I have a faint memory of the day my family was forced to bid good-bye to the homeland, leaving behind every belonging. During my 16 years in the camp, I always had the desire to see my hometown with my parents and fellow countrymen in camps, but no refugees were accepted to enter Bhutan and were termed as terrorists. Repatriation has always been merely a speech and dream. Nepal tried a lot to convince Bhutan to accept its citizens and offer them equal rights, but Bhutan was not interested to listen to Nepal’s request. Even, powerful nations and international communities have so far failed to make Bhutan realize the illegal ethnic cleansing it promoted.
For me, the resettlement is a better choice than spending life in the tumbledown huts in Nepal. So, my friends in Nepal have no legal work permit. They are confined within the camp by the local authority. I have availed a privilege to earn my educational degree of my choice here, I have found a place called home and I can never imagine of dying without medical treatment in this land. Additionally, in a few years, I may wish to become an American citizen. However, nothing replaces my homeland, my village and everything that I had to leave behind, due to the autocratic regime of Bhutan.
I have a dream that my country will accept me one day as Bhutanese and I’ll be able to spend rest of my life in my own village.
My heartfelt thanks to the donor agencies for saving our lives for years and providing us basic necessities, to the international agencies and governments for giving new life with a new hope, to the “welcome to America project “for making an empty hall a beautiful home.

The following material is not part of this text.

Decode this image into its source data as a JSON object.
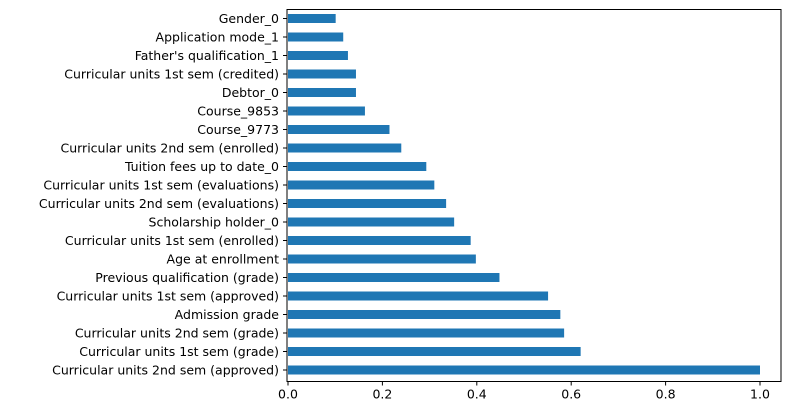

I request all the leading organizations, international agencies and the Governments to help those lingering countrymen of mine to get out of hell and give them a new life. The gratefulness you receive from those needy souls will worth thousands of awards.
Please, “Welcome to America Project” accept my heartfelt gratitude for your outstanding and distinct role.
(Khanal, BNS correspondent in Phoenix, delivered this speech at ‘An Evening in Bhutan‘ of Welcome to America Project on October 2 in Arizona).